Philippe Lambert – Un tour de France contre la sclérose en plaques

Atteint de sclérose en plaques et à bientôt 54 ans, Philippe Lambert s’est lancé dans une aventure : faire le Tour de France, en vélo, pour sensibiliser à la sclérose en plaques. Atteint de troubles cognitifs et de faiblesse des membres gauches (aucune sensation dans la jambe), il est parti le 2 septembre de Noeux-les-Mines et a terminé son périple le 5 octobre dernier.

 

Q : Philippe, comment s’est passé votre défi sportif ?
Ph. Lambert : Sur la route, j’étais bien même si j’ai eu un petit souci. J’ai eu une pseudo poussée, ce qu’on appelle le phénomène d’Uhthof, dû à la montée de température et à l’effort, ça a duré 30 minutes. Après les montagnes, j’ai eu un gros coup de fatigue. J’ai dû me reposer une journée. Mais dans l’ensemble ça a été. Nous avons parcouru 3230 km tout de même.

Q : Quels étaient vos objectifs avec ce défi ?
Ph. Lambert : J’avais 3 raisons de faire ce tour de France en vélo. La première ambition était de sensibiliser le grand public à la sclérose en plaques, beaucoup ne savent pas ce que c’est. Et puis, pour collecter des fonds pour la recherche et puis pour promouvoir le sport sur ordonnance dans les maladies neurologiques. Je souhaitais prouver aux personnes, atteintes de sclérose en plaques notamment, que le sport est nécessaire, il faut donner de l’espoir aux patients. Le fauteuil roulant n’est pas forcément l’issue de la sclérose en plaques.

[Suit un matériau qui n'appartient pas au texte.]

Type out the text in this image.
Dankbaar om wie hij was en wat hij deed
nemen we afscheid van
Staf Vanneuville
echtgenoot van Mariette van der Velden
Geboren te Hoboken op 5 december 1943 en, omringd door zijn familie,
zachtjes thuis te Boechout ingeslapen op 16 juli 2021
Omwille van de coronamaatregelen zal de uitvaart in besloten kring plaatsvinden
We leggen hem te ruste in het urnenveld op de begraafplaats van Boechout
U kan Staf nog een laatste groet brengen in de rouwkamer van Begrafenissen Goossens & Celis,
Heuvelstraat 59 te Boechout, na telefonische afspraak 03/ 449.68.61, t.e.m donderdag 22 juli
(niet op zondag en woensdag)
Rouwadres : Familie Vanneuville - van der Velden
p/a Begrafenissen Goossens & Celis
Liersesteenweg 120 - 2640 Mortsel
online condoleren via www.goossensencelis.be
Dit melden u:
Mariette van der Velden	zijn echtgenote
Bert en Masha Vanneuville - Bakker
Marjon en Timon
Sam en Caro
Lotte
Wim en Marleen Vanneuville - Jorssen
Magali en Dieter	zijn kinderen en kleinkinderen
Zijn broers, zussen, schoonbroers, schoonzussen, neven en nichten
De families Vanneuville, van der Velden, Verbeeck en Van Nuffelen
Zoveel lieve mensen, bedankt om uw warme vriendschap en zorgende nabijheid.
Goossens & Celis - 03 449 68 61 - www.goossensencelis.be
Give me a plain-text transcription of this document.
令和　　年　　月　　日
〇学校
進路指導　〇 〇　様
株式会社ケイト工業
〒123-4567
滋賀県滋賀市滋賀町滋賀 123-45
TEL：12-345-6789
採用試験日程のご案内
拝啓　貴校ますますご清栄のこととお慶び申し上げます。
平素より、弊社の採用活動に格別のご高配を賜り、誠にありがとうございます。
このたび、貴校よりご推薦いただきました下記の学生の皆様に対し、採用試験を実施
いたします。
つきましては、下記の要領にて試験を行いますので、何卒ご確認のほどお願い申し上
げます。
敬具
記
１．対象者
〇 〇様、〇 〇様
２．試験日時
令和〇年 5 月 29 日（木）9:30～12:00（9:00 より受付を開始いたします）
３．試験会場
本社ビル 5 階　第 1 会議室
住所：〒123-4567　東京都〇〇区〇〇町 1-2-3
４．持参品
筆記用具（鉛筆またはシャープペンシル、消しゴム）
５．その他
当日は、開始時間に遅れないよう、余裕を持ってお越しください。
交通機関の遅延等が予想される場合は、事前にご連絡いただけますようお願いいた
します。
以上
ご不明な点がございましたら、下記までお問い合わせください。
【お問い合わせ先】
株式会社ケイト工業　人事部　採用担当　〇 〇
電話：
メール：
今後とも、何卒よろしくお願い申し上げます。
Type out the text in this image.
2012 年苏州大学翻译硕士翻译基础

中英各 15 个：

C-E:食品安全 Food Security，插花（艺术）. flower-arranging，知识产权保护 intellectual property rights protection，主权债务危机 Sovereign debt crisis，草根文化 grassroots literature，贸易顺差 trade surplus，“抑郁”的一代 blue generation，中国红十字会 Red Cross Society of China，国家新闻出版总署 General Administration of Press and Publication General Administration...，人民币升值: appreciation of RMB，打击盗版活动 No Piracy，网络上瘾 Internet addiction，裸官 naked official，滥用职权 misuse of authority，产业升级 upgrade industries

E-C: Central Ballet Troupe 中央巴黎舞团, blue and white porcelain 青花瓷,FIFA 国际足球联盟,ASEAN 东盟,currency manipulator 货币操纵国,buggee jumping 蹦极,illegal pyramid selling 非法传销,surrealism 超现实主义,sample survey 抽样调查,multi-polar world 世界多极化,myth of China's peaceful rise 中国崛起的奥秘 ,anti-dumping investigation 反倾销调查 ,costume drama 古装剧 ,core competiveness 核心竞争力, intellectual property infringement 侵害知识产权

Q : Qui vous a accompagné avant le défi et sur les routes de France ?
Ph. Lambert : J’ai fait ma préparation avec CervoSport, spécialisé dans les activités physiques pour personnes porteuses de pathologies neurologiques, et avec M Datas Performance.(cf. deux entreprises intégrées au cluster sport & bien-être de l’Agglo, Vivalley) Son dirigeant ,Mathieu Defontaine, m’a coaché et avec lui, j’ai pu travailler ma posture sur le vélo. Sans ça, je ne sais pas si j’aurais réussi ce défi. Puis, sur la route, j’avais toujours au moins une personne qui roulait avec moi. Il y avait aussi une voiture-balai qui me suivait avec le matériel de premier secours et du matériel pour les vélos. J’étais aussi en liaison constante avec mon neurologue pour intervenir rapidement au cas où. L’accompagnement sur la route était nécessaire puisque j’ai des problèmes d’attention et de mémoire.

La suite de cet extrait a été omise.